Zaman geçti ve oyunlarla büyüyen nesil profesyonelleştikçe, oyunlar da profesyonelleşti. Oyunlar profesyonel bir hal alınca, oyunların amaçları da profesyonel bir hal almaya başladı. Bir anda oyunu ölmeden bitirmek, “Hadi bir bölüm sen bir bölüm ben oynayayım”dan daha önemli oldu. Bu da ister istemez oyunların ruhlarını öldürmeye başladı.
Surgeon Simulator 2013’ü geliştirenleri biraz da bu yüzden tebrik etmek gerekiyor. Sadece onları değil, Minecraft, Terraria ve daha birçok bağımsız oyunları yapanları tebrik etmeli. Çünkü bu yapımcılar oyunlarının nasıl biteceğine değil, oyunların nasıl oynanacağına daha çok önem veriyorlar. Yani “oynanış” bu yeni ve bağımsız geliştiricilerin yeni amacı.
Bu yüzden bağımsız yapım oyunlara özellikle Steam ve Kickstarter gibi platformlar üzerinden verilen destekler, bu geliştiricilerin daha da çoğalmasına ön ayak oluyor.

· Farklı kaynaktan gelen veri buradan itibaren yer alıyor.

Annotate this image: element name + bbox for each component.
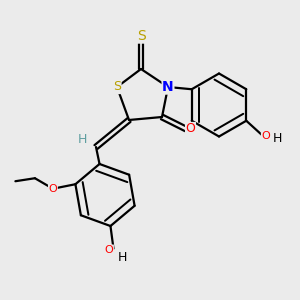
Text: S: S xyxy=(113,80,121,94)
Text: O: O xyxy=(186,122,195,136)
Text: H: H xyxy=(118,251,127,264)
Text: S: S xyxy=(136,29,146,43)
Text: H: H xyxy=(78,133,87,146)
Text: O: O xyxy=(105,245,113,255)
Text: N: N xyxy=(162,80,174,94)
Text: H: H xyxy=(273,132,283,145)
Text: O: O xyxy=(261,131,270,141)
Text: O: O xyxy=(49,184,57,194)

Şahsi görüşüm, eğer gerçek anlamda bir oyuncuysanız, harçlığınızın veya kazandığınız paranın bir bölümünü bu tür yapımlara harcamanız, en azından emeğin karşılığını vermenizi sağlayacak. Bağımsız yapımları destekleyelim, çünkü onlar “oyun”un geleceği.